Every Thursday from now on I will be visiting a Vuggestue in Copenhagen, or a day care center for infants-3 year olds. Did you know I’m studying child development here in Denmark? Well now you do!

Day care centers are so different here. In fact, the way the child is viewed here is so different. This is what I grew up around:

Picture Mother and her one year old boy Charlie walking down the shore of some lovely beach. Charlie picks up a rock.

Mother: What is it, Charlie? What did you find? Did Charlie find a rock? Is that a rock, Charlie?

Charlie: Wock.

Mother: Yes! A ROCK, Charlie! Is it gray? Is it a gray rock?

Charlie: Wock.

Mother: Honey! You’re so smart. Are you hungry, honey? Oh, be careful, Charlie! Don’t get too close or you might fall in! But don’t worry too much, because Mommy will catch you!

Charlie: Wock.

End scene. So, growing up with that around me, it has been somewhat of a shock learning about the ways children are treated and viewed here. You mean one year olds can actually drink out of a glass without a sippy cup or top? And two year olds can put on and zipper up their cute winter coats by themselves? Can’t I just do it for them? No, I’ve learned, I shouldn’t. Instead, I should step back and let them accomplish it on their own, even if it takes 10 minutes. Because here in Denmark they believe in the competent child. And guess what? Surprise! Children are so competent!

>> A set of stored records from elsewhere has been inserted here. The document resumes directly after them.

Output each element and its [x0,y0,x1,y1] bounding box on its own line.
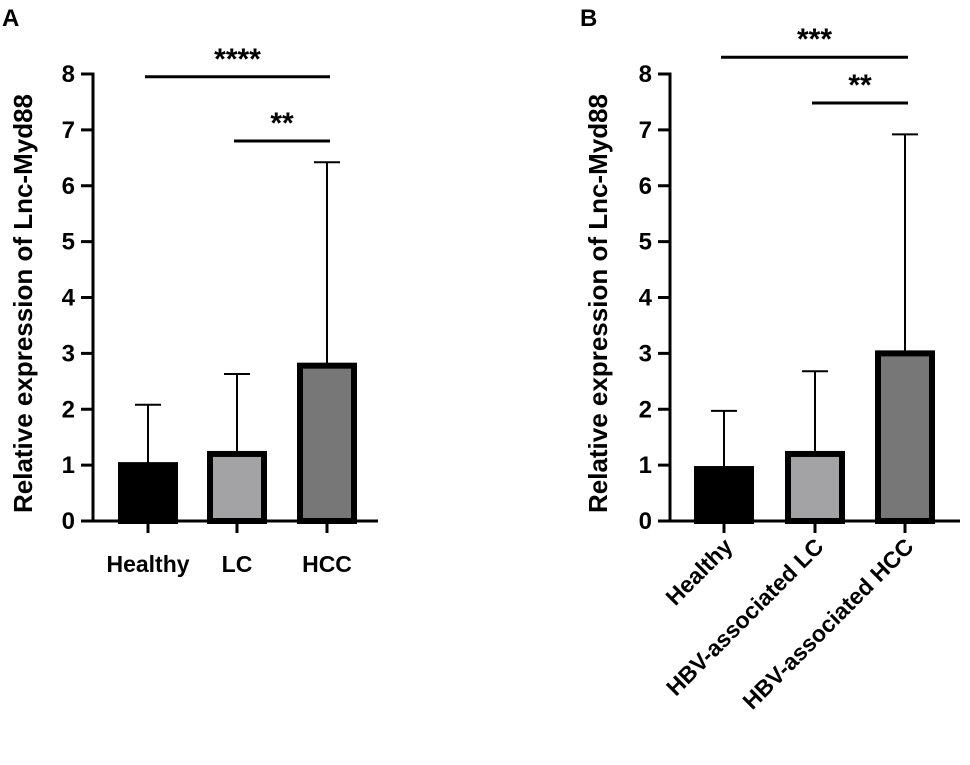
y-tick-label: 3 [62,340,75,367]
y-tick-label: 1 [639,452,652,479]
significance-label: ** [270,107,294,140]
bar [207,450,267,525]
x-tick-label: Healthy [660,533,737,610]
x-tick-label: HBV-associated HCC [737,533,918,714]
y-tick-label: 6 [62,173,75,200]
bar [875,350,935,524]
y-tick-label: 5 [62,229,75,256]
y-tick-label: 0 [639,508,652,535]
y-tick-label: 3 [639,340,652,367]
x-tick-label: HCC [302,551,352,577]
significance-label: *** [797,23,832,56]
y-axis-label: Relative expression of Lnc-Myd88 [8,94,38,513]
panel-a: A Relative expression of Lnc-Myd88 0 1 2 3 4 5 6… [2,5,378,577]
y-tick-label: 6 [639,173,652,200]
y-tick-label: 2 [62,396,75,423]
y-tick-label: 1 [62,452,75,479]
y-tick-label: 5 [639,229,652,256]
significance-label: **** [214,43,261,76]
x-tick-label: Healthy [106,551,189,577]
bar [118,462,178,524]
y-tick-label: 4 [639,285,653,312]
bar [694,466,754,525]
y-tick-label: 8 [62,61,75,88]
y-tick-label: 2 [639,396,652,423]
y-axis-label: Relative expression of Lnc-Myd88 [583,94,613,513]
y-tick-label: 7 [639,117,652,144]
significance-label: ** [848,69,872,102]
bar [297,362,357,525]
x-tick-label: HBV-associated LC [661,533,829,701]
y-tick-label: 0 [62,508,75,535]
bar [785,450,845,525]
panel-label: A [2,5,19,32]
y-tick-label: 7 [62,117,75,144]
y-tick-label: 4 [62,285,76,312]
x-tick-label: LC [222,551,253,577]
y-tick-label: 8 [639,61,652,88]
panel-label: B [580,5,597,32]
panel-b: B Relative expression of Lnc-Myd88 0 1 2 3 4 5 6… [580,5,960,714]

When I got to my Vuggestue, it was nap time. Nap time is from noon until whenever they want to wake up. One small girl in a flowery jumper was already awake, and over the period of the next two hours, little blond, blue eyed children emerged from the napping area, wide eyed and sleepy, ready for their buttered Smørrebrød and apple slices. They could sleep for four hours if they wanted to. It was up to them! Snack time involved real glass cups, and the kids (and we’re talking kids who just learned how to walk), were pouring themselves milk.

The women who run the day care center are there to provide support and affection. They don’t hover or micromanage anything. They sit back and watch the children play, and they read to them, rub their backs, and sing songs. After being there for two hours I felt like splaying out on the comfy rug and making baby noises. Everything is so laid back and comfortable, and it makes so much sense! There is no stress surrounding the child, no huge clouds of anxiety hovering over them. No sleep or poop or eating or burping schedules. They are just kids, growing up and learning.

So I’ve decided, I’ll have my kids here. Or I’ll start a Danish inspired Vuggestue in New York City. Would you guys enroll your children there?

1 comment:

  1. well, I AM sending my kid to a Vuggestue now, aren't I?